The triceps — the forgotten halves of the upper arms. You might hear “welcome to the gun show” after a bicep pump, but rarely do you hear a clever quip about the triceps. Nevertheless, they’re important muscles for controlling the elbows.
The triceps brachii is a three-headed muscle that’s involved in two primary actions.
The first is extending, or straightening, the elbow. The second is helping pull the arm down from an overhead or front-of-body position (shoulder extension). Additionally, the triceps are important stabilizers in the shoulder joints.
The muscle originates at the back of the scapula and on the back of the upper arm bone, which is known as the humerus. It runs the length of the back of the upper arm to attach to the tip of the elbow, which is called the olecranon process of the ulna (
There are 3 heads to the triceps: the medial, lateral, and long heads. During overhead tricep presses, the long head tends to be most active during the entire movement (
Still, overhead tricep extensions are an excellent way to target all three heads, and a great exercise to add to your fitness routine.
The triceps extend, or straighten, the elbow, as well as aid the shoulder muscles to extend the arm. The overhead tricep extension is an excellent exercise to work this muscle.
The most common way to perform this exercise is using a dumbbell (or kettlebell) while standing or sitting. Hold the weight overhead by grasping the inside dumbbell plate surface with both hands, or by grasping both handles of the kettlebell.
Slowly bend your elbows and lower the weight behind your head as far as you can. Remember to keep your trunk upright and your core engaged. The weight should follow the path of your spine.
Then, at the lowest point, straighten your elbows and extend the weight back overhead. Hold the fully extended position for a moment, then repeat. Keep the movement slow and controlled.
Choose a weight that’s challenging but allows you to use good form. Keep the speed of the movement slow and steady.
Stand with a weight grasped overhead. Keep your core and shoulders stable. Slowly lower the weight behind your back, then return and repeat.
The overhead tricep extension is comparable to performing a tricep pulldown with your elbows at your sides.
One recent study compared the two exercises and found similar activation of the tricep muscles during the raising and lowering phases (the concentric and eccentric motions, respectively) (
Yet, the overhead tricep extension works the triceps at their most lengthened position.
The tricep muscles attach above the shoulder joint and below the elbow joint. Thus, in the overhead tricep exercise, when the weight is at its lowest point, your triceps are stretched to their greatest length.

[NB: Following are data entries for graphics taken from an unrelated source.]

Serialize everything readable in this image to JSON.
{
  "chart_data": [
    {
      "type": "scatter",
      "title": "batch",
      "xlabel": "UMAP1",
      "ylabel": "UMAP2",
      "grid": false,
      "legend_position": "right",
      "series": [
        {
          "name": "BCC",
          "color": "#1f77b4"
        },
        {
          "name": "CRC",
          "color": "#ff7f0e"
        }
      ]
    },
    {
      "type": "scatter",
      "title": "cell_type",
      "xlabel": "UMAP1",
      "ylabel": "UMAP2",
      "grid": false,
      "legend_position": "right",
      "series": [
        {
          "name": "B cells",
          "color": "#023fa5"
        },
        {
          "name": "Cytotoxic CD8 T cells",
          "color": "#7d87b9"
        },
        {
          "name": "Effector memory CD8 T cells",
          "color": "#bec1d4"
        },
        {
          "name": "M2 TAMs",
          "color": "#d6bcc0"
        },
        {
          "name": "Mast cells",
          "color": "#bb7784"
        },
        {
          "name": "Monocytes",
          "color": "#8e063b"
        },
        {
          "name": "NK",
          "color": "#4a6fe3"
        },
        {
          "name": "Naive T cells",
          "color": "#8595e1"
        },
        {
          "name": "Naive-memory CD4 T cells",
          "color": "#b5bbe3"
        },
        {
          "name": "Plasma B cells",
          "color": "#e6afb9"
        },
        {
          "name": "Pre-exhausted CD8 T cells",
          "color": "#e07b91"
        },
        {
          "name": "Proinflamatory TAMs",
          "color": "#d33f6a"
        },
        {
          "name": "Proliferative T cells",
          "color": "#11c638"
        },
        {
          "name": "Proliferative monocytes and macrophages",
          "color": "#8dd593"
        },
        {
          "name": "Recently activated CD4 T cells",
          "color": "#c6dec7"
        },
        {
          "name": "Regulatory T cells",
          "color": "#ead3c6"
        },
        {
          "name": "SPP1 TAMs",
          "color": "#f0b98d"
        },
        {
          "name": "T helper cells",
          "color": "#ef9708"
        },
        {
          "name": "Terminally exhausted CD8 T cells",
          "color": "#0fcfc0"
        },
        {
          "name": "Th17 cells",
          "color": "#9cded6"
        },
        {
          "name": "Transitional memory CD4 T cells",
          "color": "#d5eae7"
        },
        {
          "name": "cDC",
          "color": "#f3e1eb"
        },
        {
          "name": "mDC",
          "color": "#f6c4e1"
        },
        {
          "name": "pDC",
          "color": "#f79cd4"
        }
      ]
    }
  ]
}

In addition, your shoulder and core muscles work as stabilizers during this movement. Because your arms are lifted overhead, more stabilization against gravity is required than in other exercises. This may make the exercise feel more challenging than performing tricep pulldowns.
This exercise differs from the dip and bench press exercises, which are compound movements. This means they involve multiple muscles at more than one joint. The tricep extension is an isolation exercise that allows you to work the triceps specifically at the elbow joint.
The overhead tricep extension is an isolation exercise that works the triceps just as effectively as the tricep pulldown.
Depending on what type of resistance you use (dumbbell, kettlebell, band, etc.), sometimes the most difficult part is getting the weight into position. Use a weight that allows you to get to the starting position safely.
Keep the speed of movement relatively slow, and avoid momentum to focus on your form.
Finally, keep your trunk stable as you lower the weight behind your back and down your spine. If the weight is too heavy or you’re fatigued, you may be tempted to arch your back, which can increase the strain on your back and shoulder joints.
Use a weight that’s light enough to get into the starting position. Keep the movement slow and controlled, as well as your trunk and shoulders stable during the movement.
As mentioned before, you can do this exercise sitting.
It can also be done using a dumbbell in one hand only. The weight will travel at a slightly different angle in this case. You can also use the opposite hand to hold the upper arm stable as you perform the movement.
You can likewise perform this exercise by substituting bands for the resistance. You can stand on the band if it’s long enough, or anchor it to something like a door handle. Note that doing this changes the angle slightly, so it will feel different.
The exercise can also be done by substituting a cable machine. Be sure to adjust the height of the cable pulley so it doesn’t have to travel as far to get to the overhead position.
For instance, adjusting the pulley height to half or three-fourths of your height (instead of being in a lower position) makes it easier to get the weight overhead to the starting position.
Variations of the overhead tricep press include single-arm, overhead dumbbell extensions, sitting down, or using a resistance band or pulley.
The overhead tricep extension is a great exercise to work the triceps. It’s comparable to performing tricep extensions with your elbows at your sides. Both versions are excellent for isolating the triceps.
It’s also a great way to work on stability at the shoulders and core. This helps minimize your risk of injury.
If you typically do either tricep pulldowns or tricep kickbacks, tricep extensions are a great alternative to add variety to your routine. Enjoy — and if you can, try to come up with a clever quip for the triceps while you’re at it.